El aristocrático delfín

El aristocrático delfín

Por: Fernando Prieto-Tapia
Ambientalista
ajc17pa@yahoo.com

No voy a tratar sobre la vida de algún delfín (príncipe heredero) al trono de Francia, que con sus vidas llenas de lujo, boato e intrigas palaciegas, llenan los libros de historia. Estas líneas son para destacar a un noble animal marino, que con su inteligencia y habilidad surca los mares del mundo. Desde que los primeros marinos se aventuraron a navegar, guiados por la sed de riquezas y aventuras, se encontraron con sorprendentes criaturas que nunca antes la gente de su tiempo habían conocido; por su costumbre de escoltar a los barcos, llamó la atención de estos «lobos de mar» por su vivacidad y simpatía, pronto se tejieron múltiples leyenda e historias sobre estos.

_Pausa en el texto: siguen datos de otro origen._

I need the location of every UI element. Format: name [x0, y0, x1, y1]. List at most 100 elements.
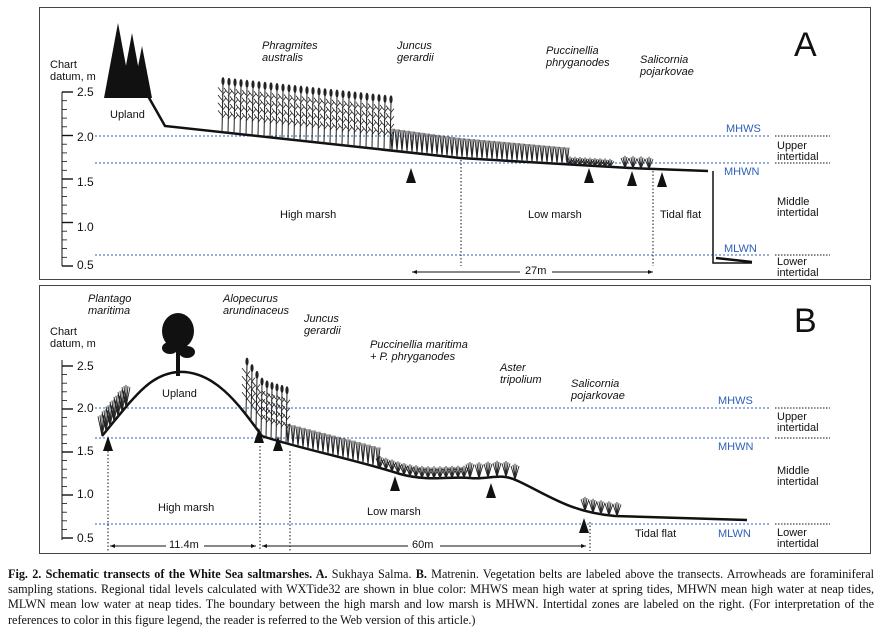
arrowhead-icon — [406, 168, 416, 183]
reed-leaf — [250, 385, 256, 391]
reed-plume — [275, 83, 279, 92]
reed-leaf — [256, 411, 262, 418]
reed-stem — [275, 390, 278, 441]
species-label: pojarkovae — [639, 66, 694, 78]
reed-plume — [281, 83, 285, 92]
rush-stem — [536, 144, 540, 163]
reed-stem — [287, 91, 290, 140]
reed-leaf — [319, 105, 325, 112]
reed-leaf — [251, 405, 257, 411]
tree-icon — [162, 313, 195, 376]
arrowhead-icon — [657, 172, 667, 187]
reed-leaf — [259, 114, 265, 121]
reed-leaf — [245, 115, 251, 122]
reed-leaf — [337, 123, 343, 129]
reed-leaf — [283, 109, 289, 116]
caption-label-b: B. — [415, 567, 427, 581]
reed-stem — [347, 97, 350, 146]
reed-leaf — [299, 98, 305, 105]
rush-stem — [292, 425, 296, 446]
reed-leaf — [259, 99, 265, 105]
reed-leaf — [377, 122, 383, 128]
reed-leaf — [311, 115, 317, 121]
reed-leaf — [365, 105, 371, 112]
species-label: Phragmites — [262, 40, 318, 52]
reed-plume — [221, 77, 225, 86]
reed-leaf — [241, 383, 247, 390]
reed-leaf — [283, 101, 289, 108]
reed-leaf — [241, 97, 247, 103]
reed-leaf — [260, 414, 266, 421]
reed-stem — [251, 87, 254, 136]
reed-leaf — [361, 110, 367, 116]
reed-leaf — [235, 104, 241, 110]
rush-stem — [337, 436, 341, 457]
reed-leaf — [295, 95, 301, 102]
reed-leaf — [343, 108, 349, 114]
reed-stem — [383, 101, 386, 150]
reed-leaf — [246, 390, 252, 396]
reed-leaf — [233, 91, 239, 97]
reed-leaf — [355, 109, 361, 116]
intertidal-lower-2: intertidal — [777, 267, 819, 279]
reed-leaf — [361, 125, 367, 132]
reed-stem — [239, 86, 242, 135]
species-label: phryganodes — [545, 57, 610, 69]
tick-label: 2.5 — [77, 85, 94, 99]
rush-stem — [302, 427, 306, 448]
species-label: Puccinellia — [546, 45, 599, 57]
reed-leaf — [355, 125, 361, 131]
reed-plume — [353, 91, 357, 100]
rush-stem — [411, 131, 415, 153]
distance-label-bg — [166, 538, 204, 550]
reed-leaf — [307, 104, 313, 111]
rush-stem — [421, 132, 425, 154]
mhws-label: MHWS — [726, 123, 761, 135]
rush-stem — [362, 443, 366, 464]
rush-stem — [307, 429, 311, 450]
ground-profile — [101, 370, 748, 522]
reed-leaf — [247, 113, 253, 119]
reed-stem — [245, 364, 248, 415]
reed-leaf — [221, 113, 227, 119]
reed-leaf — [247, 90, 253, 96]
reed-leaf — [266, 392, 272, 398]
zone-low-marsh: Low marsh — [528, 209, 582, 221]
zone-low-marsh: Low marsh — [367, 506, 421, 518]
reed-leaf — [275, 118, 281, 125]
reed-leaf — [277, 116, 283, 123]
distance-label: 11.4m — [169, 539, 199, 551]
reed-leaf — [285, 407, 291, 414]
rush-stem — [322, 432, 326, 454]
reed-plume — [239, 79, 243, 88]
reed-leaf — [305, 114, 311, 121]
reed-leaf — [287, 97, 293, 103]
reed-plume — [285, 386, 289, 395]
rush-stem — [396, 129, 400, 152]
reed-leaf — [281, 404, 287, 411]
reed-plume — [245, 357, 249, 366]
reed-leaf — [383, 107, 389, 114]
reed-leaf — [287, 104, 293, 111]
reed-stem — [341, 97, 344, 146]
reed-leaf — [223, 103, 229, 109]
reed-leaf — [389, 123, 395, 130]
reed-leaf — [245, 378, 251, 385]
grass-blade — [403, 465, 409, 476]
ground-profile — [110, 94, 709, 173]
reed-leaf — [373, 104, 379, 110]
reed-leaf — [217, 102, 223, 108]
zone-upland: Upland — [110, 109, 145, 121]
reed-leaf — [281, 104, 287, 110]
reed-plume — [335, 89, 339, 98]
reed-leaf — [227, 106, 233, 112]
reed-leaf — [371, 121, 377, 128]
reed-leaf — [269, 102, 275, 109]
reed-leaf — [257, 93, 263, 100]
reed-stem — [323, 95, 326, 144]
reed-leaf — [337, 107, 343, 114]
reed-leaf — [221, 97, 227, 104]
reed-leaf — [221, 90, 227, 96]
reed-leaf — [379, 127, 385, 134]
reed-leaf — [323, 116, 329, 123]
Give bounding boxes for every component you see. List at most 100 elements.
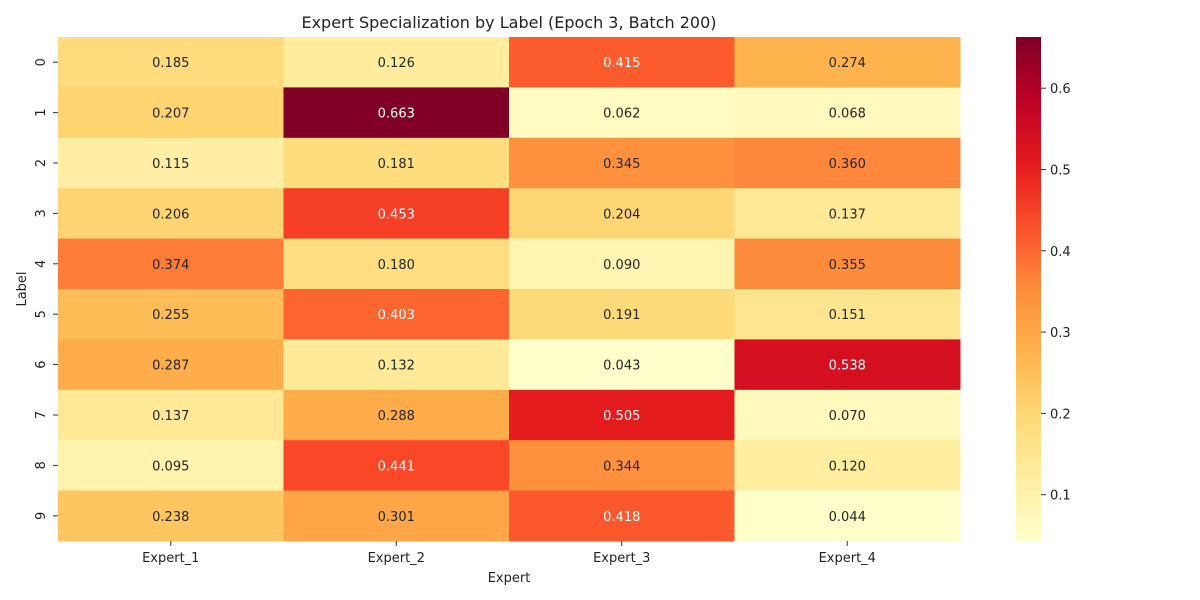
- cell-value-label: 0.301: [378, 510, 415, 525]
- heatmap-cell: [734, 490, 961, 542]
- y-tick-label: 1: [34, 108, 49, 116]
- cell-value-label: 0.132: [378, 359, 415, 374]
- heatmap-cell: [58, 289, 284, 340]
- colorbar-tick-label: 0.3: [1050, 326, 1071, 341]
- cell-value-label: 0.068: [829, 107, 866, 122]
- cell-value-label: 0.360: [829, 157, 866, 172]
- colorbar-ticks: 0.1 0.2 0.3 0.4 0.5 0.6: [1041, 82, 1071, 504]
- y-tick-label: 4: [34, 260, 49, 268]
- heatmap-cell: [509, 238, 735, 290]
- cell-value-label: 0.344: [603, 459, 640, 474]
- heatmap-cell: [509, 137, 735, 189]
- heatmap-cell: [283, 389, 510, 441]
- cell-value-label: 0.115: [152, 157, 189, 172]
- cell-value-label: 0.126: [378, 56, 415, 71]
- cell-value-label: 0.355: [829, 258, 866, 273]
- heatmap-cell: [283, 440, 510, 492]
- x-tick-label: Expert_4: [819, 551, 876, 566]
- y-tick-label: 2: [34, 159, 49, 167]
- cell-value-label: 0.185: [152, 56, 189, 71]
- x-axis-ticks: Expert_1 Expert_2 Expert_3 Expert_4: [142, 541, 876, 566]
- cell-value-label: 0.538: [829, 359, 866, 374]
- heatmap-cell: [283, 238, 510, 290]
- cell-value-label: 0.137: [152, 409, 189, 424]
- heatmap-cell: [509, 490, 735, 542]
- heatmap-cell: [58, 389, 284, 441]
- heatmap-cell: [734, 37, 961, 88]
- heatmap-cell: [509, 389, 735, 441]
- heatmap-cell: [283, 339, 510, 391]
- cell-value-label: 0.090: [603, 258, 640, 273]
- heatmap-cell: [58, 490, 284, 542]
- x-tick-label: Expert_2: [368, 551, 425, 566]
- heatmap-cell: [734, 87, 961, 139]
- heatmap-cell: [283, 87, 510, 139]
- heatmap-cell: [283, 188, 510, 240]
- heatmap-cell: [283, 490, 510, 542]
- heatmap-cell: [509, 339, 735, 391]
- cell-value-label: 0.180: [378, 258, 415, 273]
- heatmap-cells: [58, 37, 961, 542]
- cell-value-label: 0.255: [152, 308, 189, 323]
- y-tick-label: 3: [34, 209, 49, 217]
- cell-value-label: 0.663: [378, 107, 415, 122]
- colorbar-tick-label: 0.5: [1050, 164, 1071, 179]
- colorbar-tick-label: 0.4: [1050, 245, 1071, 260]
- cell-value-label: 0.191: [603, 308, 640, 323]
- cell-value-label: 0.095: [152, 459, 189, 474]
- x-tick-label: Expert_1: [142, 551, 199, 566]
- heatmap-cell: [734, 339, 961, 391]
- cell-value-label: 0.415: [603, 56, 640, 71]
- heatmap-cell: [283, 37, 510, 88]
- heatmap-cell: [58, 87, 284, 139]
- cell-value-label: 0.207: [152, 107, 189, 122]
- y-tick-label: 5: [34, 310, 49, 318]
- cell-value-label: 0.070: [829, 409, 866, 424]
- cell-value-label: 0.204: [603, 207, 640, 222]
- heatmap-cell: [58, 238, 284, 290]
- heatmap-cell: [283, 137, 510, 189]
- cell-value-label: 0.206: [152, 207, 189, 222]
- colorbar: 0.1 0.2 0.3 0.4 0.5 0.6: [1016, 37, 1071, 541]
- heatmap-cell: [509, 289, 735, 340]
- heatmap-cell: [509, 87, 735, 139]
- cell-value-label: 0.044: [829, 510, 866, 525]
- cell-value-label: 0.043: [603, 359, 640, 374]
- y-tick-label: 0: [34, 58, 49, 66]
- heatmap-cell: [734, 440, 961, 492]
- x-axis-label: Expert: [488, 571, 531, 586]
- heatmap-cell: [509, 37, 735, 88]
- y-tick-label: 6: [34, 360, 49, 368]
- heatmap-cell: [734, 188, 961, 240]
- cell-value-labels: 0.185 0.126 0.415 0.274 0.207 0.663 0.062 0.068…: [152, 56, 866, 525]
- heatmap-cell: [509, 440, 735, 492]
- colorbar-tick-label: 0.2: [1050, 407, 1071, 422]
- cell-value-label: 0.374: [152, 258, 189, 273]
- cell-value-label: 0.062: [603, 107, 640, 122]
- colorbar-gradient: [1016, 37, 1041, 541]
- heatmap-cell: [734, 389, 961, 441]
- heatmap-cell: [734, 289, 961, 340]
- heatmap-cell: [734, 238, 961, 290]
- y-tick-label: 9: [34, 512, 49, 520]
- cell-value-label: 0.345: [603, 157, 640, 172]
- cell-value-label: 0.288: [378, 409, 415, 424]
- cell-value-label: 0.287: [152, 359, 189, 374]
- heatmap-cell: [58, 339, 284, 391]
- colorbar-tick-label: 0.1: [1050, 489, 1071, 504]
- y-axis-ticks: 0 1 2 3 4 5 6 7 8 9: [34, 58, 58, 520]
- cell-value-label: 0.238: [152, 510, 189, 525]
- cell-value-label: 0.181: [378, 157, 415, 172]
- cell-value-label: 0.505: [603, 409, 640, 424]
- x-tick-label: Expert_3: [593, 551, 650, 566]
- y-tick-label: 8: [34, 461, 49, 469]
- heatmap-cell: [509, 188, 735, 240]
- cell-value-label: 0.137: [829, 207, 866, 222]
- y-tick-label: 7: [34, 411, 49, 419]
- y-axis-label: Label: [15, 271, 30, 306]
- cell-value-label: 0.120: [829, 459, 866, 474]
- chart-title: Expert Specialization by Label (Epoch 3,…: [301, 13, 716, 32]
- heatmap-cell: [58, 440, 284, 492]
- cell-value-label: 0.418: [603, 510, 640, 525]
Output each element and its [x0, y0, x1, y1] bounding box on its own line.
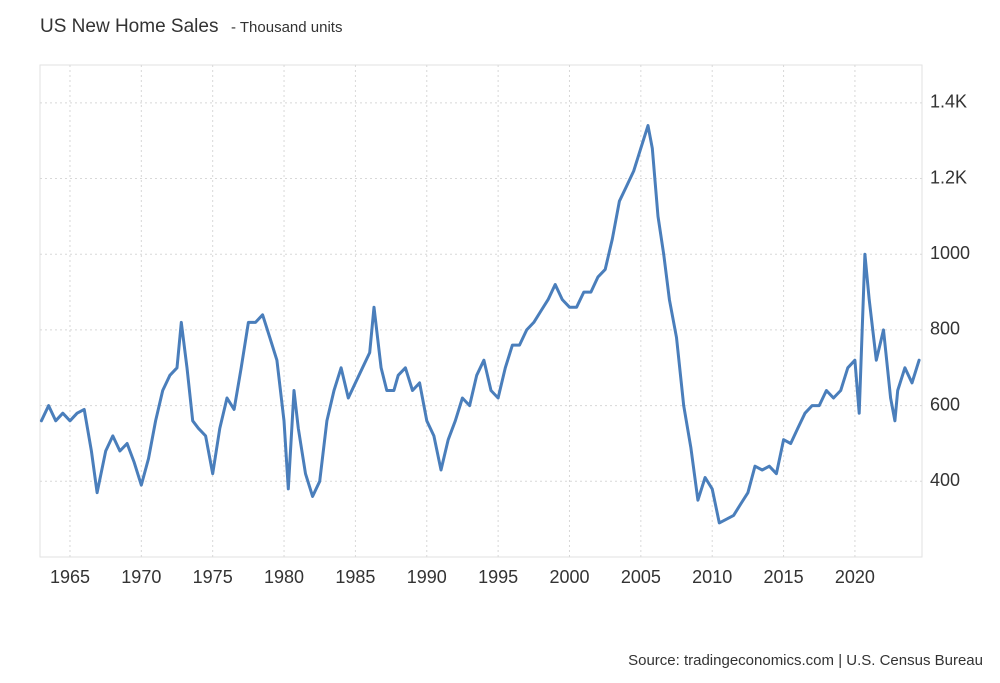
chart-title: US New Home Sales — [40, 16, 218, 37]
x-tick-label: 2015 — [764, 567, 804, 587]
x-tick-label: 1980 — [264, 567, 304, 587]
y-tick-label: 1.4K — [930, 92, 967, 112]
y-tick-label: 1.2K — [930, 167, 967, 187]
x-tick-label: 1990 — [407, 567, 447, 587]
x-tick-label: 2010 — [692, 567, 732, 587]
data-line — [39, 124, 921, 525]
y-tick-label: 800 — [930, 319, 960, 339]
chart-subtitle: - Thousand units — [231, 19, 342, 36]
x-tick-label: 2020 — [835, 567, 875, 587]
x-tick-label: 1985 — [335, 567, 375, 587]
y-tick-label: 600 — [930, 394, 960, 414]
x-tick-label: 2000 — [549, 567, 589, 587]
y-tick-label: 1000 — [930, 243, 970, 263]
plot-frame — [39, 64, 923, 558]
y-tick-label: 400 — [930, 470, 960, 490]
x-tick-label: 1965 — [50, 567, 90, 587]
x-tick-label: 1995 — [478, 567, 518, 587]
x-tick-label: 1970 — [121, 567, 161, 587]
source-note: Source: tradingeconomics.com | U.S. Cens… — [628, 652, 983, 669]
x-tick-label: 2005 — [621, 567, 661, 587]
x-tick-label: 1975 — [193, 567, 233, 587]
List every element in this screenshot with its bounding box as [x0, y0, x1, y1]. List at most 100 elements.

Lo cierto es que la relación entre los delfines y humanos es muy antigua, en los anales de la navegación, algunos náufragos aseguran que han sido auxiliados por los delfines en medio del mar, sirviendo de compañía, protegiéndolos de los depredadores y guiándolos a la costa más cercana. El caso que en lo personal más me impactó fue el de Elian González, al quedar a la deriva. En el estrecho entre Cuba  y Miami, este balsero se encontraba solo, ya que los otros compañeros de infortunio, incluyendo a su madre, se habían ahogado; él afirma que en las horas que permaneció en el agua unos delfines lo escoltaron hasta que fue rescatado.

La ciencia natural luego de muchos años de estudio, ha catalogado al delfín como un mamífero marino, incluyéndolo en el orden de los cetáceos, junto con las ballenas y las marsopas; todos tienen que salir a la superficie a tomar aire y amamantar a sus crías. Existen alrededor de 32 especies de delfines en los océanos del planeta. Viven en grupos grandes o pequeños, con una estructura organizativa compleja y se comunican con una serie de complicadas señales acústicas, estudios en cautiverio han demostrado que son capaces de aprender labores con cierto grado de dificultad y se plantea que su nivel de inteligencia es, por lo menos, igual que el de los primates.

A pesar de todas las bondades de este ser, por culpa de la pesca industrial, cientos de miles de estos cetáceos han muerto en las redes de atuneros, de la manera más cruel y vil. Incluso, en un reciente reportaje de la cadena Telemundo se observaba cómo en Japón se capturaba a decenas de estos, arrinconándolos en una bahía, para después matar a la gran mayoría a arponazos y unos pocos los dejaban con vida ¡para exportarlos a un acuario en República Dominicana!

Podemos proteger a estos pacíficos animales, ¿Cómo? sólo comprando tunas que tengan el sello de protección al delfín, también oponiéndonos a la construcción del acuario, para la recreación de una elite, que sólo benefician a un inversionista, encerrando a los delfines en una suerte de cárcel La Joya acuática. Resulta curioso y digno de estudio, la velocidad y las facilidades dadas a este proyecto y  si a alguien le queda dudas que es un simple negocio, solo hay que ver el dinero gastado en publicidad para defender lo indefendible, tratando en vano de manipular a la opinión publica, con la añeja excusa de la creación de empleos y que toda inversión que dé dinero, es buena, ética y moral.